Broadway’a açılan sokakların birindeki Boqueria ise Katalan yemekleriyle ünlüydü. Buranın devamlı müşterisi olan kızımın önerilerine uyarak önce Bocato Serrano yedim. Katalanlar küçük mezelere Bocato diyorlardı. Yediğim ekmek üstü jambon, incir peltesi ve ünlü mançego peyniri ile servis ediliyordu. İkinci tabaktaki bocato butifarra y olivada ise muhteşemdi. Katalan sucuğu, baharatlı tapanat ve keçi peyniri üçlüsü, francalanın üstünde harika bir tat oluşturmuştu. Daha sonra sökün eden zeytinyağlı ekmek üstünde ahtapot terini, isli sardalye, kalamar tava, sarmısaklı ve domatesli zeytinyağlı ekmek damak çatlatan tatlar sunuyordu. Canım bu restorandan hiç çıkmak istemedi.
TEK SEFERDE TÜKETMEYİN
Soho’daki Japon lokantası Marumi ise bu ülkenin mutfağıyla aramdaki buzları eritti. Tezgahta yemekleri beklerken, karşımdaki Japon aşçıların suşi sarması beni büyüledi. Usta eller, ağız sulandıran küçük pirinç silindirleri öylesine hızlı sarıyordu ki, onları izlemekte zorlanıyordum. Öneri üzerine bir yemek sepeti istedim. Gerçekten biraz sonra önüme içi tabak dolu bir sepet kondu. Tabaklarda sebze tempura, shumai, suşi, haşlanmış pirinç, tavuk teriyaki vardı. Çubukla yemek yeme beceriksizliğim yüzünden sepettekileri bitirmem epey zaman aldı.
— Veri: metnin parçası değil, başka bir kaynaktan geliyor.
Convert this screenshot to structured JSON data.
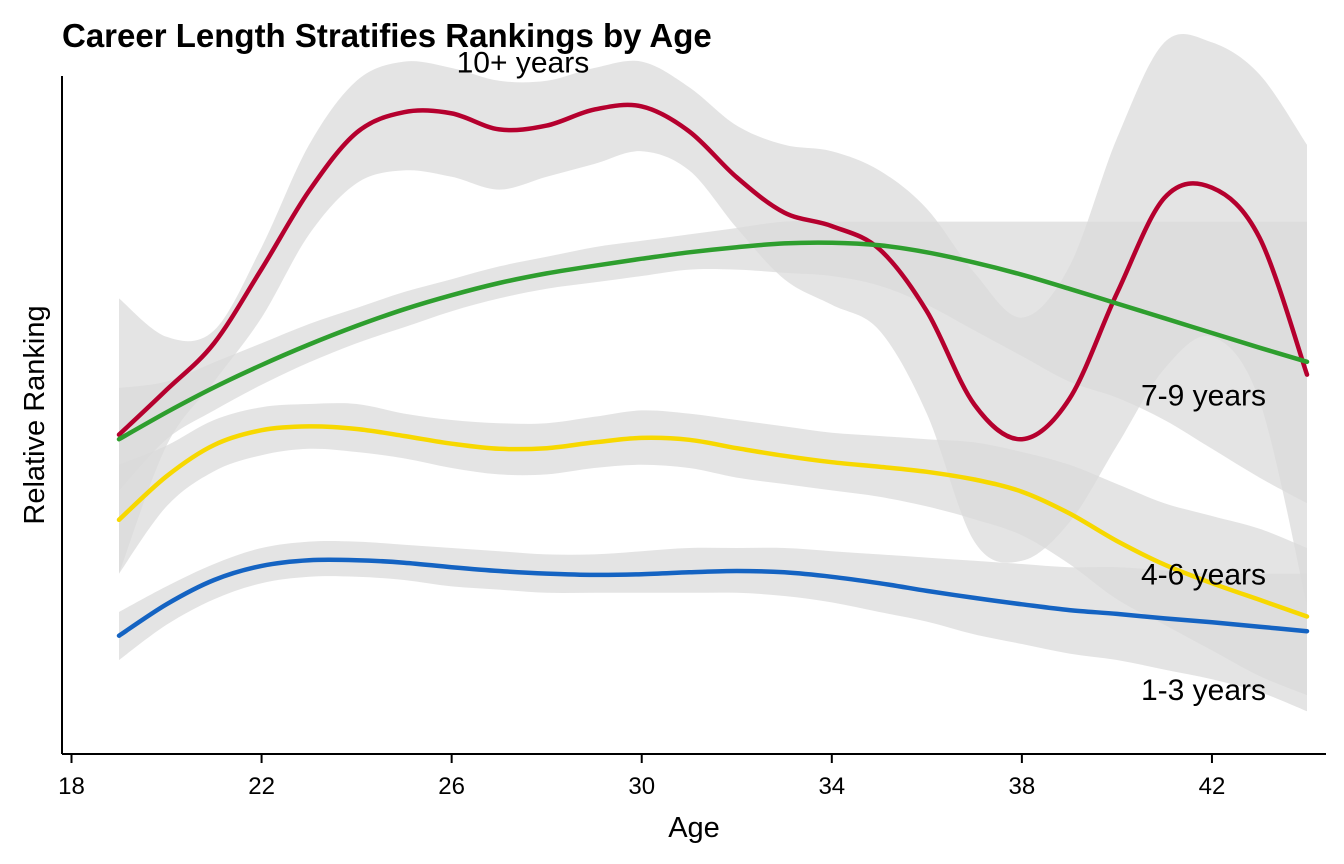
{
  "chart_data": {
    "type": "line",
    "title": "Career Length Stratifies Rankings by Age",
    "xlabel": "Age",
    "ylabel": "Relative Ranking",
    "xlim": [
      17.8,
      44.4
    ],
    "ylim": [
      0,
      100
    ],
    "x_ticks": [
      18,
      22,
      26,
      30,
      34,
      38,
      42
    ],
    "y_ticks_shown": false,
    "grid": false,
    "legend": "none (direct labels on lines)",
    "band_color": "#d9d9d9",
    "series": [
      {
        "name": "10+ years",
        "color": "#b5002e",
        "points": [
          [
            19,
            47.7
          ],
          [
            20,
            54.7
          ],
          [
            21,
            62.0
          ],
          [
            22,
            73.6
          ],
          [
            23,
            85.8
          ],
          [
            24,
            94.9
          ],
          [
            25,
            98.1
          ],
          [
            26,
            97.9
          ],
          [
            27,
            95.4
          ],
          [
            28,
            96.0
          ],
          [
            29,
            98.5
          ],
          [
            30,
            99.0
          ],
          [
            31,
            95.1
          ],
          [
            32,
            87.9
          ],
          [
            33,
            82.4
          ],
          [
            34,
            80.3
          ],
          [
            35,
            76.7
          ],
          [
            36,
            67.0
          ],
          [
            37,
            52.4
          ],
          [
            38,
            47.0
          ],
          [
            39,
            53.3
          ],
          [
            40,
            69.8
          ],
          [
            41,
            84.7
          ],
          [
            42,
            86.3
          ],
          [
            43,
            78.5
          ],
          [
            44,
            57.1
          ]
        ],
        "band_upper": [
          [
            19,
            69
          ],
          [
            20,
            63
          ],
          [
            21,
            64
          ],
          [
            22,
            77
          ],
          [
            23,
            93
          ],
          [
            24,
            103
          ],
          [
            25,
            106
          ],
          [
            26,
            105
          ],
          [
            27,
            103
          ],
          [
            28,
            103
          ],
          [
            29,
            105
          ],
          [
            30,
            106
          ],
          [
            31,
            102
          ],
          [
            32,
            96
          ],
          [
            33,
            93
          ],
          [
            34,
            92
          ],
          [
            35,
            89
          ],
          [
            36,
            83
          ],
          [
            37,
            73
          ],
          [
            38,
            66
          ],
          [
            39,
            74
          ],
          [
            40,
            94
          ],
          [
            41,
            109
          ],
          [
            42,
            109
          ],
          [
            43,
            104
          ],
          [
            44,
            93
          ]
        ],
        "band_lower": [
          [
            19,
            26
          ],
          [
            20,
            46
          ],
          [
            21,
            56
          ],
          [
            22,
            66
          ],
          [
            23,
            79
          ],
          [
            24,
            87
          ],
          [
            25,
            89
          ],
          [
            26,
            88
          ],
          [
            27,
            86
          ],
          [
            28,
            88
          ],
          [
            29,
            90
          ],
          [
            30,
            92
          ],
          [
            31,
            89
          ],
          [
            32,
            80
          ],
          [
            33,
            72
          ],
          [
            34,
            68
          ],
          [
            35,
            64
          ],
          [
            36,
            51
          ],
          [
            37,
            31
          ],
          [
            38,
            28
          ],
          [
            39,
            34
          ],
          [
            40,
            46
          ],
          [
            41,
            58
          ],
          [
            42,
            63
          ],
          [
            43,
            53
          ],
          [
            44,
            21
          ]
        ]
      },
      {
        "name": "7-9 years",
        "color": "#2e9e2e",
        "points": [
          [
            19,
            47.0
          ],
          [
            20,
            51.2
          ],
          [
            21,
            55.1
          ],
          [
            22,
            58.6
          ],
          [
            23,
            61.8
          ],
          [
            24,
            64.7
          ],
          [
            25,
            67.3
          ],
          [
            26,
            69.5
          ],
          [
            27,
            71.4
          ],
          [
            28,
            72.9
          ],
          [
            29,
            74.1
          ],
          [
            30,
            75.2
          ],
          [
            31,
            76.2
          ],
          [
            32,
            77.0
          ],
          [
            33,
            77.6
          ],
          [
            34,
            77.7
          ],
          [
            35,
            77.3
          ],
          [
            36,
            76.2
          ],
          [
            37,
            74.6
          ],
          [
            38,
            72.7
          ],
          [
            39,
            70.5
          ],
          [
            40,
            68.2
          ],
          [
            41,
            65.9
          ],
          [
            42,
            63.6
          ],
          [
            43,
            61.3
          ],
          [
            44,
            59.1
          ]
        ],
        "band_upper": [
          [
            19,
            55
          ],
          [
            20,
            56
          ],
          [
            21,
            59
          ],
          [
            22,
            62
          ],
          [
            23,
            65
          ],
          [
            24,
            67.5
          ],
          [
            25,
            70
          ],
          [
            26,
            72
          ],
          [
            27,
            74
          ],
          [
            28,
            75.5
          ],
          [
            29,
            77
          ],
          [
            30,
            78
          ],
          [
            31,
            79
          ],
          [
            32,
            80
          ],
          [
            33,
            81
          ],
          [
            34,
            81
          ],
          [
            35,
            81
          ],
          [
            36,
            81
          ],
          [
            37,
            81
          ],
          [
            38,
            81
          ],
          [
            39,
            81
          ],
          [
            40,
            81
          ],
          [
            41,
            81
          ],
          [
            42,
            81
          ],
          [
            43,
            81
          ],
          [
            44,
            81
          ]
        ],
        "band_lower": [
          [
            19,
            39
          ],
          [
            20,
            47
          ],
          [
            21,
            51.5
          ],
          [
            22,
            55.5
          ],
          [
            23,
            59
          ],
          [
            24,
            62
          ],
          [
            25,
            64.5
          ],
          [
            26,
            67
          ],
          [
            27,
            69
          ],
          [
            28,
            70.5
          ],
          [
            29,
            71.5
          ],
          [
            30,
            72.5
          ],
          [
            31,
            73.5
          ],
          [
            32,
            73.5
          ],
          [
            33,
            73
          ],
          [
            34,
            72.5
          ],
          [
            35,
            71
          ],
          [
            36,
            68
          ],
          [
            37,
            64
          ],
          [
            38,
            60
          ],
          [
            39,
            56
          ],
          [
            40,
            53.5
          ],
          [
            41,
            50
          ],
          [
            42,
            45.5
          ],
          [
            43,
            41
          ],
          [
            44,
            37
          ]
        ]
      },
      {
        "name": "4-6 years",
        "color": "#f7d800",
        "points": [
          [
            19,
            34.4
          ],
          [
            20,
            41.2
          ],
          [
            21,
            46.1
          ],
          [
            22,
            48.4
          ],
          [
            23,
            49.0
          ],
          [
            24,
            48.6
          ],
          [
            25,
            47.5
          ],
          [
            26,
            46.3
          ],
          [
            27,
            45.5
          ],
          [
            28,
            45.6
          ],
          [
            29,
            46.5
          ],
          [
            30,
            47.2
          ],
          [
            31,
            46.9
          ],
          [
            32,
            45.6
          ],
          [
            33,
            44.4
          ],
          [
            34,
            43.4
          ],
          [
            35,
            42.7
          ],
          [
            36,
            41.9
          ],
          [
            37,
            40.7
          ],
          [
            38,
            38.8
          ],
          [
            39,
            35.4
          ],
          [
            40,
            31.1
          ],
          [
            41,
            27.4
          ],
          [
            42,
            24.5
          ],
          [
            43,
            21.9
          ],
          [
            44,
            19.3
          ]
        ],
        "band_upper": [
          [
            19,
            43
          ],
          [
            20,
            46
          ],
          [
            21,
            50
          ],
          [
            22,
            52
          ],
          [
            23,
            52.5
          ],
          [
            24,
            52.5
          ],
          [
            25,
            51
          ],
          [
            26,
            50
          ],
          [
            27,
            49.5
          ],
          [
            28,
            49.5
          ],
          [
            29,
            50.5
          ],
          [
            30,
            51.5
          ],
          [
            31,
            51
          ],
          [
            32,
            50
          ],
          [
            33,
            49
          ],
          [
            34,
            48
          ],
          [
            35,
            47.5
          ],
          [
            36,
            47
          ],
          [
            37,
            46.5
          ],
          [
            38,
            45
          ],
          [
            39,
            43
          ],
          [
            40,
            40
          ],
          [
            41,
            37
          ],
          [
            42,
            35
          ],
          [
            43,
            33
          ],
          [
            44,
            30
          ]
        ],
        "band_lower": [
          [
            19,
            26
          ],
          [
            20,
            36.5
          ],
          [
            21,
            42
          ],
          [
            22,
            44.5
          ],
          [
            23,
            45.5
          ],
          [
            24,
            45
          ],
          [
            25,
            44
          ],
          [
            26,
            42.5
          ],
          [
            27,
            41.5
          ],
          [
            28,
            41.5
          ],
          [
            29,
            42.5
          ],
          [
            30,
            43
          ],
          [
            31,
            42.5
          ],
          [
            32,
            41
          ],
          [
            33,
            40
          ],
          [
            34,
            39
          ],
          [
            35,
            38
          ],
          [
            36,
            36.5
          ],
          [
            37,
            34.5
          ],
          [
            38,
            32
          ],
          [
            39,
            27.5
          ],
          [
            40,
            22
          ],
          [
            41,
            18
          ],
          [
            42,
            14
          ],
          [
            43,
            10
          ],
          [
            44,
            7
          ]
        ]
      },
      {
        "name": "1-3 years",
        "color": "#1463c2",
        "points": [
          [
            19,
            16.3
          ],
          [
            20,
            21.2
          ],
          [
            21,
            25.0
          ],
          [
            22,
            27.2
          ],
          [
            23,
            28.1
          ],
          [
            24,
            28.1
          ],
          [
            25,
            27.7
          ],
          [
            26,
            27.0
          ],
          [
            27,
            26.4
          ],
          [
            28,
            26.0
          ],
          [
            29,
            25.8
          ],
          [
            30,
            25.9
          ],
          [
            31,
            26.2
          ],
          [
            32,
            26.4
          ],
          [
            33,
            26.2
          ],
          [
            34,
            25.5
          ],
          [
            35,
            24.5
          ],
          [
            36,
            23.3
          ],
          [
            37,
            22.2
          ],
          [
            38,
            21.2
          ],
          [
            39,
            20.3
          ],
          [
            40,
            19.7
          ],
          [
            41,
            19.0
          ],
          [
            42,
            18.4
          ],
          [
            43,
            17.7
          ],
          [
            44,
            17.0
          ]
        ],
        "band_upper": [
          [
            19,
            20
          ],
          [
            20,
            24
          ],
          [
            21,
            27.5
          ],
          [
            22,
            30
          ],
          [
            23,
            31
          ],
          [
            24,
            31
          ],
          [
            25,
            30.5
          ],
          [
            26,
            30
          ],
          [
            27,
            29.5
          ],
          [
            28,
            29
          ],
          [
            29,
            29
          ],
          [
            30,
            29.5
          ],
          [
            31,
            30
          ],
          [
            32,
            30
          ],
          [
            33,
            30
          ],
          [
            34,
            29.5
          ],
          [
            35,
            29
          ],
          [
            36,
            28.5
          ],
          [
            37,
            28
          ],
          [
            38,
            27.5
          ],
          [
            39,
            27
          ],
          [
            40,
            27
          ],
          [
            41,
            26.5
          ],
          [
            42,
            26
          ],
          [
            43,
            26
          ],
          [
            44,
            26
          ]
        ],
        "band_lower": [
          [
            19,
            12.5
          ],
          [
            20,
            18
          ],
          [
            21,
            22
          ],
          [
            22,
            24.5
          ],
          [
            23,
            25.5
          ],
          [
            24,
            25.5
          ],
          [
            25,
            25
          ],
          [
            26,
            24
          ],
          [
            27,
            23.5
          ],
          [
            28,
            23
          ],
          [
            29,
            23
          ],
          [
            30,
            23
          ],
          [
            31,
            23
          ],
          [
            32,
            23
          ],
          [
            33,
            22.5
          ],
          [
            34,
            21.5
          ],
          [
            35,
            20
          ],
          [
            36,
            18.5
          ],
          [
            37,
            16.5
          ],
          [
            38,
            15
          ],
          [
            39,
            13.5
          ],
          [
            40,
            12.5
          ],
          [
            41,
            11
          ],
          [
            42,
            9.5
          ],
          [
            43,
            7.5
          ],
          [
            44,
            4.5
          ]
        ]
      }
    ],
    "annotations": [
      {
        "text": "10+ years",
        "x": 27.5,
        "y": 106
      },
      {
        "text": "7-9 years",
        "x": 44.0,
        "y": 54
      },
      {
        "text": "4-6 years",
        "x": 44.0,
        "y": 26
      },
      {
        "text": "1-3 years",
        "x": 44.0,
        "y": 8
      }
    ]
  }
}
İtalyan ve Çin yemeklerini etnik yemeklerden saymadığım için, gittiğim lezzetli pizzacılardan, yediğim makarnalardan, nar gibi kızarmış Pekin ördeklerinden bahsetmiyorum. Bu kez yemeli içmeli bir New York yaşamıştım. Her şeye rağmen bu kenti yine de bitirememiştim. Aslında bitirmem şart mıydı? Bu sorunun yanıtını en güzel Enis Batur veriyordu: "Hiçbir ülkeyi, şehri, mekanı bir seferde tüketmeye yanaşmayın, bir sonraki seferi düşünmek ömrü uzatır. Kaldı ki, nasıl olsa hiçbir şeyi tüketemezsiniz, gerçekte elinizde değildir bu. Bir daha gelmem, gelmek istemem demek hakkınızdır elbette; çoğu durumda, ama, kendinize ilişkin bir açılma sınırının, bir gelişme gizil gücü kısıtının ifade edilmesi anlamına gelebilir kestirip atmak. Her şeye karşın, gözleri açık ölecek biçimde yaşamak iyidir. Doldum, doydum diyebilme eşiğine varabilecekseniz, oradan varacaksınız." Onun için New York’u yine bitiremeden, Türkiye’ye döndüm.
New York’un yiyecek tapınakları
New York’ta alışveriş yapmaktan büyük haz aldığım şarküterilerden birisi Dean&Deluca idi. Oraya girince kendimi kaybediyordum. Yüzlerce çeşit peynir, iştah açıcı ekmekler, ağız sulandıran şarküteriler, soslar, baharatlar, insanı baştan çıkartan et reyonu, hazır yemek bölümü, dünyanın dört bir yanından gelen kahve çekirdekleri ile dolu çuvallar... Şehrin en eski şarküterisi Balducci’s’de de aynı duyguları yaşıyordum. Bu asırlık dükkanda gezinirken, Amerikalıların neden şişmanladığını anlayabiliyordum. Bu muhteşem yiyeceklerin karşısında insanda irade falan kalmazdı. Russ&Daughters, The Gourmet Garage, Zabar’s en sık uğradığım diğer yiyecek tapınaklarıydı. İnsan buralarda gördüğü her şeyi satın almak istiyordu.
Kızımın evinin yanı başındaki Çin Mahallesi’ndeki manavlar da iştah açıcıydı. Egzotik meyve ve sebzeler, denizde yaşayan tüm canlıların kurutulmuşları, adını tadını bilmediğim soslar tezgahları süslüyordu. Alışveriş yapmaktan en çok haz aldığım marketlerin başında ise Whole Foods geliyordu. Özellikle sebze reyonunda kendimden geçiyordum. Burada her sebzeyi ve meyveyi bulmak mümkündü. Bunların biraz önce daldan kopartılıp, tarladan toplanıp tezgaha dizildiğine yemin edebilirdim.